I did not have the privilege of wiser counsel whom I could relate to back then. Most of my advisory council was made up of the more ‘vintage’ folks, but my perceived intelligence and pride blocked out their advice (both good and bad). I didn’t have an older sister to pick up on her stories about growing up. So, I stubbornly chose to rough it out on my own, falling, semi-picking myself up and falling again. I guess the root cause of this stubbornness was the fear of rejection and the disapproval I might face if I confided or sought after my parents’ advice or shoulder to cry on. That was a big mistake as I was working against myself. It is actually a lot easier to fall than to find someone to pick us up when we fall.


I hope this book will challenge all of us to take the first step in tapping on our parents for advice and also give us insights on what a ‘graduated’ teenager, like me, has observed and learnt—that basically, the world is a judgemental, superficial, yet practical place. Our parents can’t change this world even if they wanted to, but they can choose the level of involvement they have in preparing and equipping us for it. The best way I can think of explaining this platform of involvement is to use the analogy of clothes and having a full wardrobe. The two are neutral and universal concepts that everyone should be able to relate to.

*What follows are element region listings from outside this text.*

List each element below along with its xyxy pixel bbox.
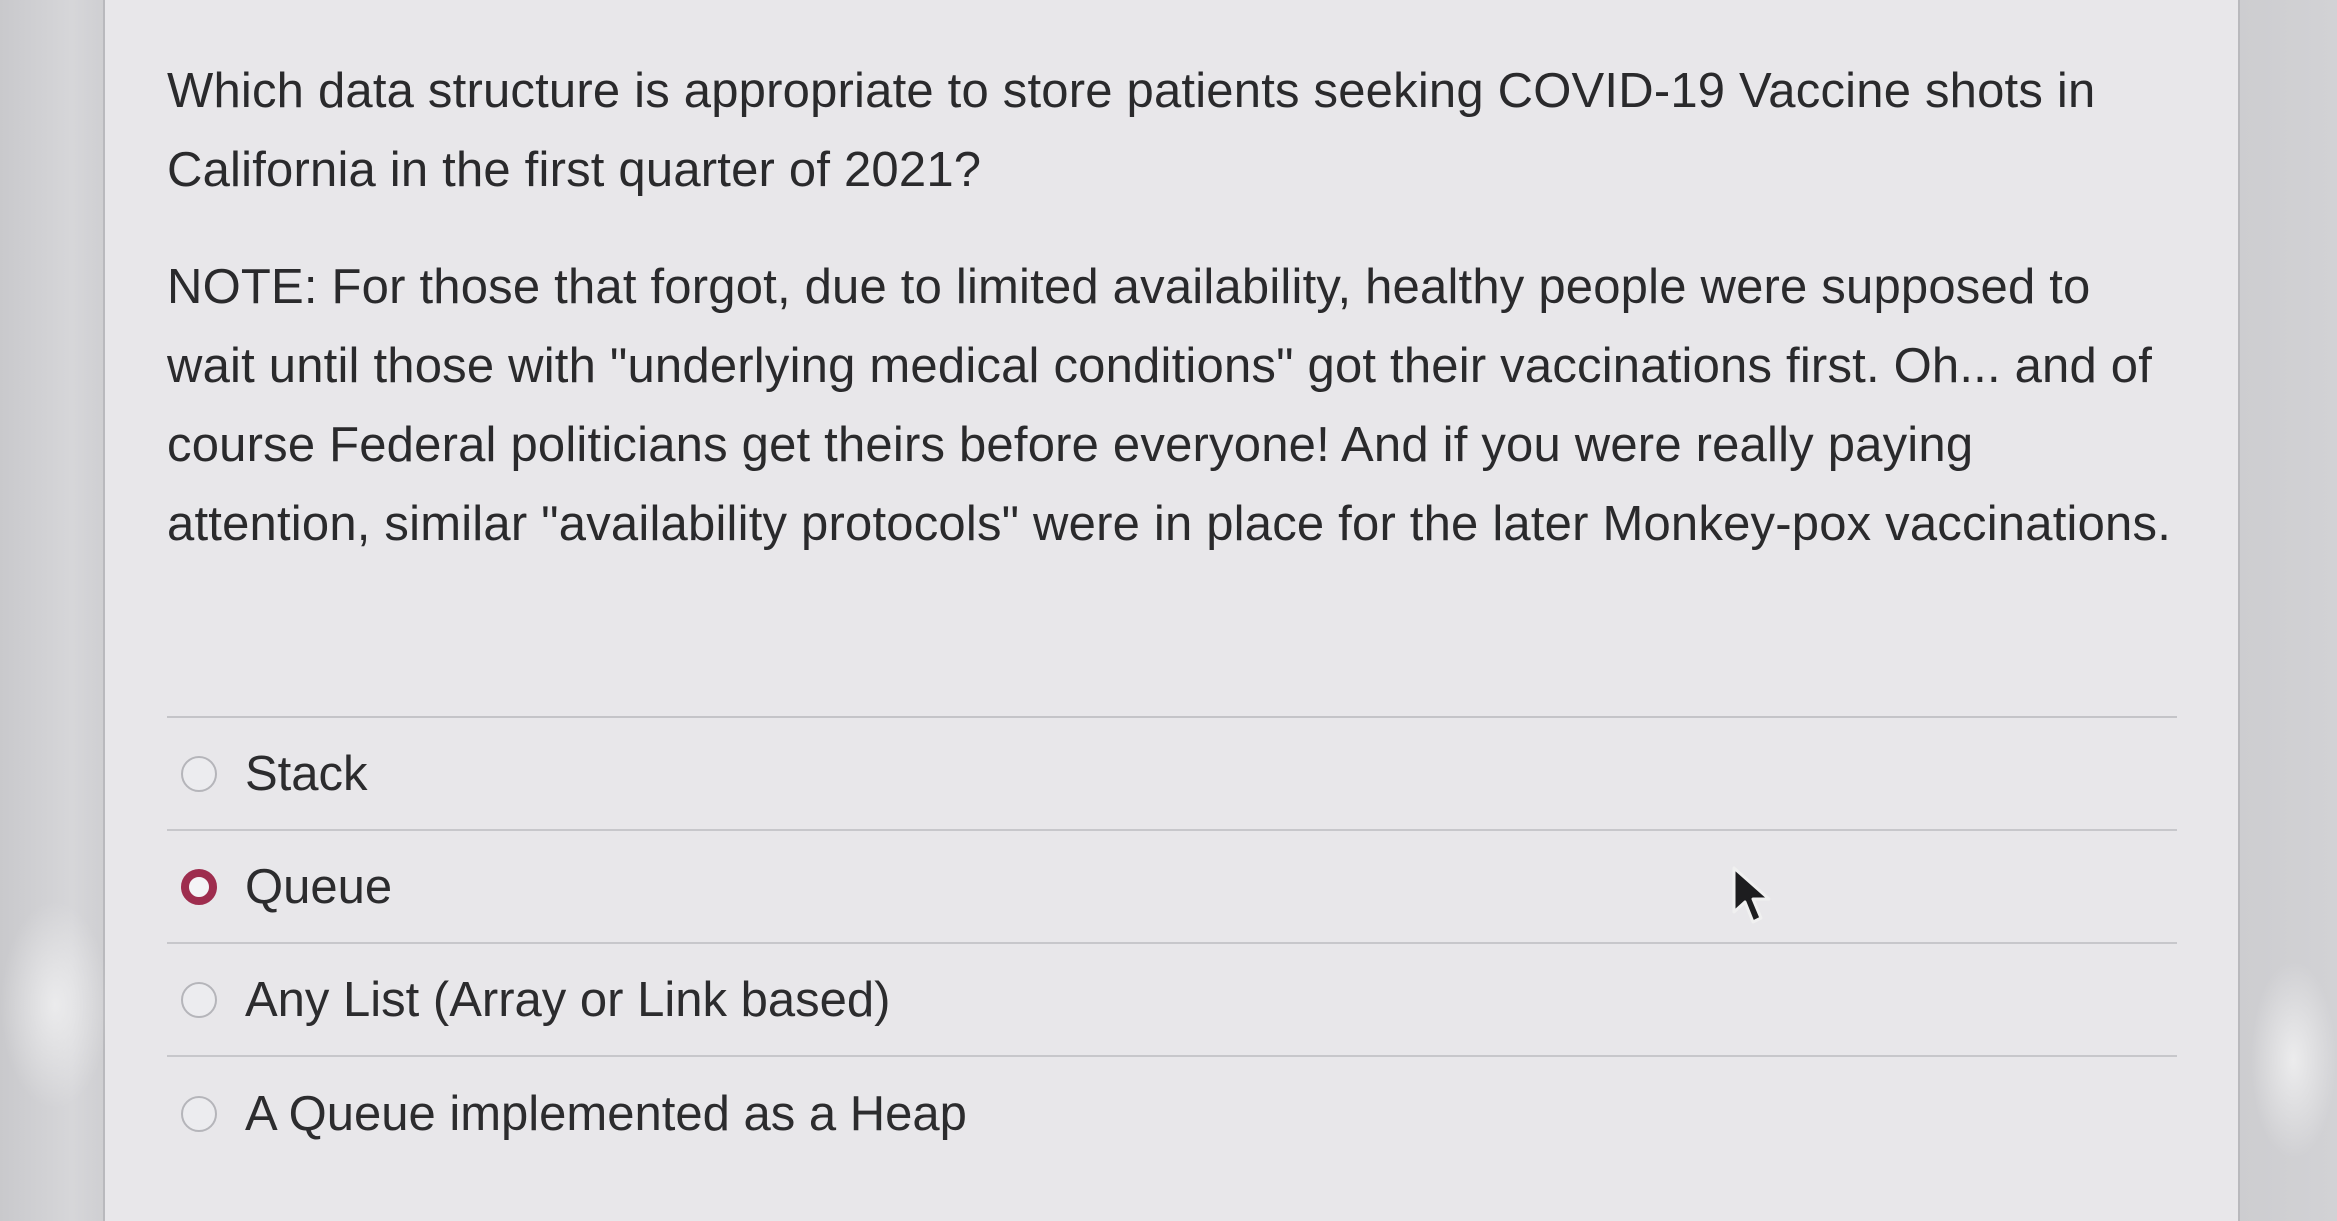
question-card: Which data structure is appropriate to s… (103, 0, 2240, 1221)
answer-list: Stack Queue Any List (Array or Link base… (167, 716, 2177, 1170)
answer-option-stack[interactable]: Stack (167, 718, 2177, 831)
answer-option-queue-heap[interactable]: A Queue implemented as a Heap (167, 1057, 2177, 1170)
answer-label-stack: Stack (245, 746, 368, 801)
answer-option-queue[interactable]: Queue (167, 831, 2177, 944)
radio-button-queue-heap[interactable] (181, 1095, 217, 1132)
right-margin (2240, 0, 2337, 1221)
question-note: NOTE: For those that forgot, due to limi… (167, 260, 2172, 551)
mouse-pointer-icon (1732, 866, 1771, 924)
radio-button-any-list[interactable] (181, 981, 217, 1018)
radio-button-stack[interactable] (181, 755, 217, 792)
answer-label-queue: Queue (245, 859, 393, 914)
answer-label-queue-heap: A Queue implemented as a Heap (245, 1086, 967, 1141)
answer-option-any-list[interactable]: Any List (Array or Link based) (167, 944, 2177, 1057)
left-margin (0, 0, 103, 1221)
question-prompt: Which data structure is appropriate to s… (167, 64, 2096, 197)
radio-button-queue[interactable] (181, 868, 217, 905)
answer-label-any-list: Any List (Array or Link based) (245, 972, 891, 1027)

The way I view this co-relation is that the wardrobe is made up of many elements, just as the world is made up of many elements. We change clothes everyday just as human beings as complex creatures are constantly changing everyday; and shopping for a wardrobe on our own is very much like trying to live our teenage years on our own. For example, we might buy clothes that aren’t of such good quality because our pocket money isn’t much to begin with, and we might buy items that don’t fit because we lack experience. We subject ourselves to ‘eye’ and ‘touch’ sensations, buying things on impulse when emotions override logic. Whether we shop as a form of retail therapy or to fill a nagging void, it is probably because of the rebel in us seeking to assert ourselves as we see fit. However, what we are actually doing is wasting precious time and money─both of which we don’t have much to start off with.

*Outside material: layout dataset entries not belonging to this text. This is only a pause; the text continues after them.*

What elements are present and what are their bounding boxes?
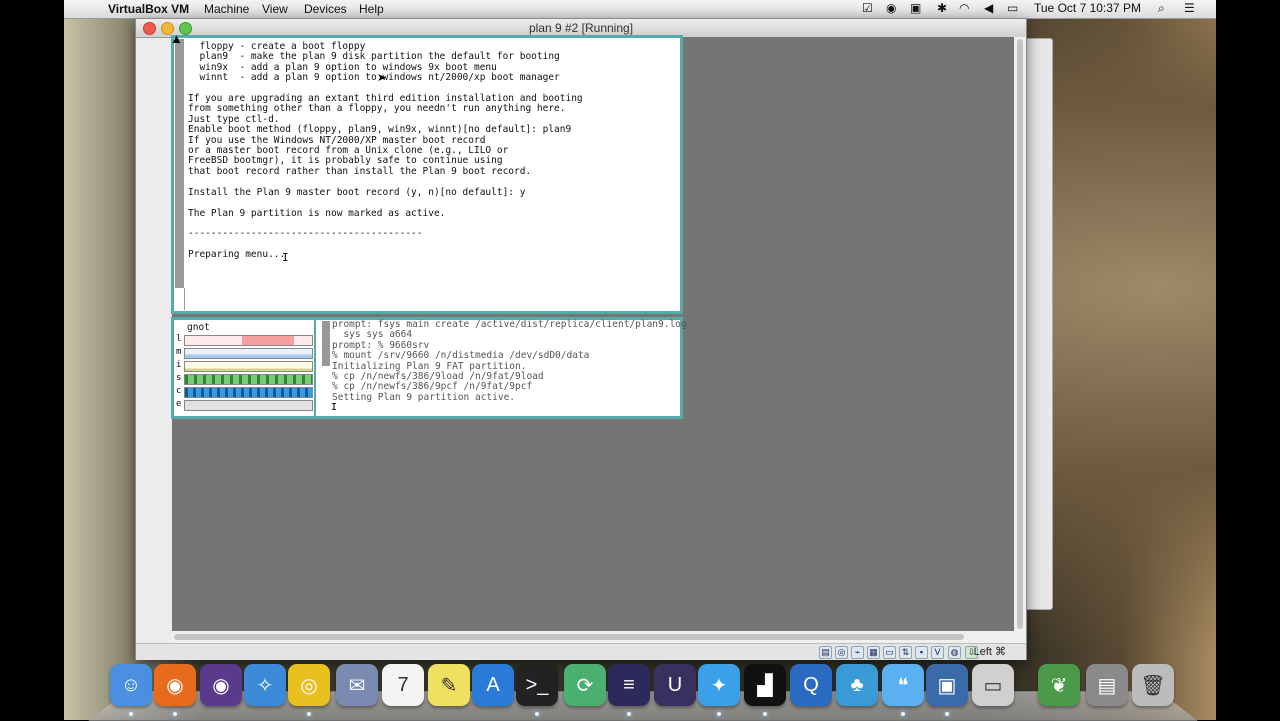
stats-host-name: gnot <box>187 322 210 333</box>
host-key-label: Left ⌘ <box>973 646 1006 658</box>
vm-status-bar: ▤ ◎ ⌁ ▦ ▭ ⇅ ▪ V ◍ ⇩ Left ⌘ <box>136 643 1026 660</box>
vertical-scrollbar[interactable] <box>1014 37 1026 647</box>
rio-terminal-window[interactable]: floppy - create a boot floppy plan9 - ma… <box>171 35 683 314</box>
network-status-icon[interactable]: ⇅ <box>899 646 912 659</box>
menu-bar: VirtualBox VM Machine View Devices Help … <box>64 0 1216 19</box>
display-status-icon[interactable]: ▭ <box>883 646 896 659</box>
spotlight-search-icon[interactable]: ⌕ <box>1158 1 1165 16</box>
stat-graph-memory <box>184 348 313 359</box>
menu-devices[interactable]: Devices <box>304 2 347 16</box>
mouse-arrow-icon: ➤ <box>377 72 387 84</box>
running-indicator <box>945 712 949 716</box>
documents-folder-icon[interactable]: ▤ <box>1086 664 1128 706</box>
mail-icon[interactable]: ✉ <box>336 664 378 706</box>
dock: ☺ ◉ ◉ ✧ ◎ ✉ 7 ✎ A >_ ⟳ ≡ U ✦ ▟ Q ♣ ❝ ▣ ▭ ❦ ▤ 🗑 <box>88 660 1198 721</box>
checkmark-tray-icon[interactable]: ☑ <box>862 1 873 15</box>
stat-graph-load <box>184 335 313 346</box>
evernote-icon[interactable]: ❦ <box>1038 664 1080 706</box>
stat-label-load: l <box>176 334 182 344</box>
firefox-icon[interactable]: ◉ <box>154 664 196 706</box>
record-tray-icon[interactable]: ◉ <box>886 1 896 15</box>
window-title: plan 9 #2 [Running] <box>528 21 634 35</box>
activity-monitor-icon[interactable]: ▟ <box>744 664 786 706</box>
stickies-icon[interactable]: ✎ <box>428 664 470 706</box>
finder-icon[interactable]: ☺ <box>110 664 152 706</box>
wifi-icon[interactable]: ◠ <box>959 1 969 15</box>
shell-output: prompt: fsys main create /active/dist/re… <box>332 319 687 403</box>
terminal-icon[interactable]: >_ <box>516 664 558 706</box>
shared-folders-status-icon[interactable]: ▦ <box>867 646 880 659</box>
system-stats-panel: gnot l m i s c e <box>174 320 316 416</box>
cpu-status-icon[interactable]: V <box>931 646 944 659</box>
letterbox-left <box>0 0 64 720</box>
hard-disk-status-icon[interactable]: ▤ <box>819 646 832 659</box>
firefox-nightly-icon[interactable]: ◉ <box>200 664 242 706</box>
safari-icon[interactable]: ✧ <box>244 664 286 706</box>
stat-graph-ether <box>184 400 313 411</box>
shell-scrollbar[interactable] <box>322 321 330 366</box>
volume-icon[interactable]: ◀ <box>984 1 993 15</box>
trash-icon[interactable]: 🗑 <box>1132 664 1174 706</box>
stat-label-memory: m <box>176 347 182 357</box>
letterbox-right <box>1216 0 1280 720</box>
rio-scrollbar[interactable] <box>175 39 184 309</box>
rio-shell-window[interactable]: gnot l m i s c e prompt: fsys main creat… <box>171 317 687 419</box>
calendar-icon[interactable]: 7 <box>382 664 424 706</box>
vm-window-icon[interactable]: ▭ <box>972 664 1014 706</box>
airplay-tray-icon[interactable]: ▣ <box>910 1 921 15</box>
stat-row-ether: e <box>174 399 314 412</box>
stat-label-interrupts: i <box>176 360 182 370</box>
running-indicator <box>535 712 539 716</box>
running-indicator <box>763 712 767 716</box>
app-store-icon[interactable]: A <box>472 664 514 706</box>
running-indicator <box>307 712 311 716</box>
mouse-integration-icon[interactable]: ◍ <box>948 646 961 659</box>
running-indicator <box>627 712 631 716</box>
virtualbox-icon[interactable]: ▣ <box>926 664 968 706</box>
twitter-icon[interactable]: ✦ <box>698 664 740 706</box>
eclipse-icon[interactable]: ≡ <box>608 664 650 706</box>
notification-center-icon[interactable]: ☰ <box>1184 1 1195 15</box>
stat-graph-interrupts <box>184 361 313 372</box>
stat-row-load: l <box>174 334 314 347</box>
network-icon[interactable]: ⟳ <box>564 664 606 706</box>
horizontal-scrollbar[interactable] <box>172 631 1014 643</box>
menu-machine[interactable]: Machine <box>204 2 249 16</box>
running-indicator <box>901 712 905 716</box>
stat-row-context: c <box>174 386 314 399</box>
stat-label-syscalls: s <box>176 373 182 383</box>
horizontal-scroll-thumb[interactable] <box>174 634 964 640</box>
shell-cursor-icon: I <box>331 402 338 413</box>
optical-drive-status-icon[interactable]: ◎ <box>835 646 848 659</box>
menu-clock[interactable]: Tue Oct 7 10:37 PM <box>1034 1 1141 15</box>
running-indicator <box>129 712 133 716</box>
chrome-icon[interactable]: ◎ <box>288 664 330 706</box>
stat-graph-context <box>184 387 313 398</box>
stat-row-memory: m <box>174 347 314 360</box>
people-icon[interactable]: ♣ <box>836 664 878 706</box>
unreal-icon[interactable]: U <box>654 664 696 706</box>
text-cursor-icon: I <box>282 251 289 264</box>
app-name-menu[interactable]: VirtualBox VM <box>108 2 189 16</box>
usb-status-icon[interactable]: ⌁ <box>851 646 864 659</box>
stat-graph-syscalls <box>184 374 313 385</box>
mouse-pointer-icon: ▲ <box>170 31 183 46</box>
stat-label-context: c <box>176 386 182 396</box>
running-indicator <box>717 712 721 716</box>
menu-view[interactable]: View <box>262 2 288 16</box>
running-indicator <box>173 712 177 716</box>
battery-icon[interactable]: ▭ <box>1007 1 1018 15</box>
stat-row-interrupts: i <box>174 360 314 373</box>
quicktime-icon[interactable]: Q <box>790 664 832 706</box>
rio-scrollbar-track[interactable] <box>175 288 185 310</box>
bluetooth-icon[interactable]: ✱ <box>937 1 947 15</box>
vertical-scroll-thumb[interactable] <box>1017 39 1023 629</box>
menu-help[interactable]: Help <box>359 2 384 16</box>
stat-label-ether: e <box>176 399 182 409</box>
messages-icon[interactable]: ❝ <box>882 664 924 706</box>
stat-row-syscalls: s <box>174 373 314 386</box>
recording-status-icon[interactable]: ▪ <box>915 646 928 659</box>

We can also look to friends or seek fulfilment in activities, but these are poor substitutes for the quality and fit of our parents’ support. I can boldly say that almost all parents have their child’s best interest at heart. We are from their mould and, hence, ‘mini-mes’ of them. Yet, we tend to turn to our peers who may not care or put our welfare before theirs. Remember that we live in a selfish and practical world. Even if our friends are genuinely caring, they may not be in the best position to advise us. Their maturity and knowledge may be worse off than ours to begin with. Parents─the people who brought us into the world─on the other hand, want to see us achieve great success.

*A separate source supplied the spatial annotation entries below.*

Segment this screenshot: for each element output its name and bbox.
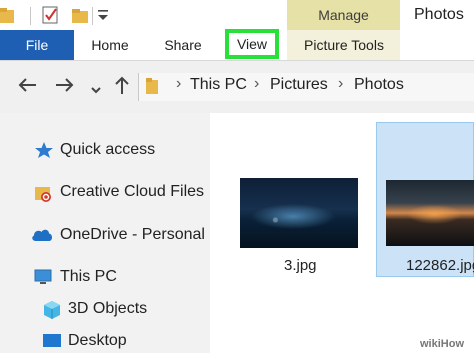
ribbon-tabs: File Home Share View Picture Tools <box>0 29 474 61</box>
file-thumbnail-122862[interactable] <box>386 180 474 246</box>
breadcrumb-pictures[interactable]: Pictures <box>270 76 328 94</box>
tab-share[interactable]: Share <box>150 30 216 60</box>
tab-file[interactable]: File <box>0 30 74 60</box>
nav-item-label: 3D Objects <box>68 300 148 317</box>
title-bar: Manage Photos <box>0 0 474 30</box>
nav-item-label: This PC <box>60 268 117 285</box>
folder-icon <box>146 76 160 101</box>
cube-icon <box>42 300 62 319</box>
nav-item-quick-access[interactable]: Quick access <box>34 141 155 159</box>
chevron-down-icon[interactable] <box>90 78 102 102</box>
breadcrumb-this-pc[interactable]: This PC <box>190 76 247 94</box>
nav-item-onedrive[interactable]: OneDrive - Personal <box>30 226 205 244</box>
nav-item-label: Quick access <box>60 141 156 158</box>
cloud-icon <box>30 226 54 244</box>
cc-folder-icon <box>34 183 54 202</box>
breadcrumb-separator: › <box>176 75 182 92</box>
arrow-left-icon[interactable] <box>16 74 38 102</box>
breadcrumb-separator: › <box>338 75 344 92</box>
arrow-up-icon[interactable] <box>112 74 132 102</box>
address-bar-row: › This PC › Pictures › Photos <box>0 61 474 113</box>
properties-icon[interactable] <box>42 5 60 30</box>
nav-item-3d-objects[interactable]: 3D Objects <box>42 300 148 319</box>
tab-home[interactable]: Home <box>76 30 144 60</box>
breadcrumb-photos[interactable]: Photos <box>354 76 404 94</box>
new-folder-icon[interactable] <box>72 5 90 30</box>
customize-toolbar-icon[interactable] <box>97 7 109 28</box>
window-title: Photos <box>414 6 464 23</box>
file-thumbnail-3[interactable] <box>240 178 358 248</box>
manage-tab[interactable]: Manage <box>287 0 400 30</box>
nav-item-label: Creative Cloud Files <box>60 183 205 200</box>
breadcrumb-separator: › <box>254 75 260 92</box>
wikihow-watermark: wikiHow <box>420 338 465 350</box>
nav-item-desktop[interactable]: Desktop <box>42 332 127 350</box>
folder-icon[interactable] <box>0 5 16 30</box>
file-name-label[interactable]: 122862.jpg <box>406 257 474 274</box>
toolbar-separator <box>30 7 31 25</box>
nav-item-this-pc[interactable]: This PC <box>34 268 117 286</box>
desktop-icon <box>42 332 62 350</box>
arrow-right-icon[interactable] <box>54 74 76 102</box>
tab-picture-tools[interactable]: Picture Tools <box>293 30 395 60</box>
tab-view[interactable]: View <box>225 29 279 59</box>
computer-icon <box>34 268 54 286</box>
nav-item-creative-cloud-files[interactable]: Creative Cloud Files <box>34 183 205 202</box>
file-name-label[interactable]: 3.jpg <box>284 257 317 274</box>
nav-item-label: Desktop <box>68 332 127 349</box>
nav-item-label: OneDrive - Personal <box>60 226 205 243</box>
star-icon <box>34 141 54 159</box>
toolbar-separator <box>92 7 93 25</box>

And we all want to grow up to be someone successful and happy, but we need to make sure we choose the right outfit to clothe ourselves in success. That’s exactly why I’m writing this book. Now, with age and experience, I have the clarity of mind to say for certain that parents are the nutrition to our souls and the true stylists of our lives’ wardrobe; and they can help us ‘dress up’ for success. What this book will do is provide the basis for this parent-daughter communication. Each chapter in this first volume will touch on the meaning behind an article of basic clothing, focusing on either essential needs, values, knowledge or a host of other skills necessary for survival. Parents and daughters can then dwell deeper and customise the final outfit. The accessories of life such as hats (education), jackets (situational awareness) and watches (time management), required for further advancement in life, on the other hand, will be covered in volume two.


With proper guidance from parents and an understanding of our own strengths and weakness, we can present ourselves in the best light possible to advance in society. So, never underestimate the power of the parent, the chick and the wardrobe─it’s a powerful trinity for reaching our dreams!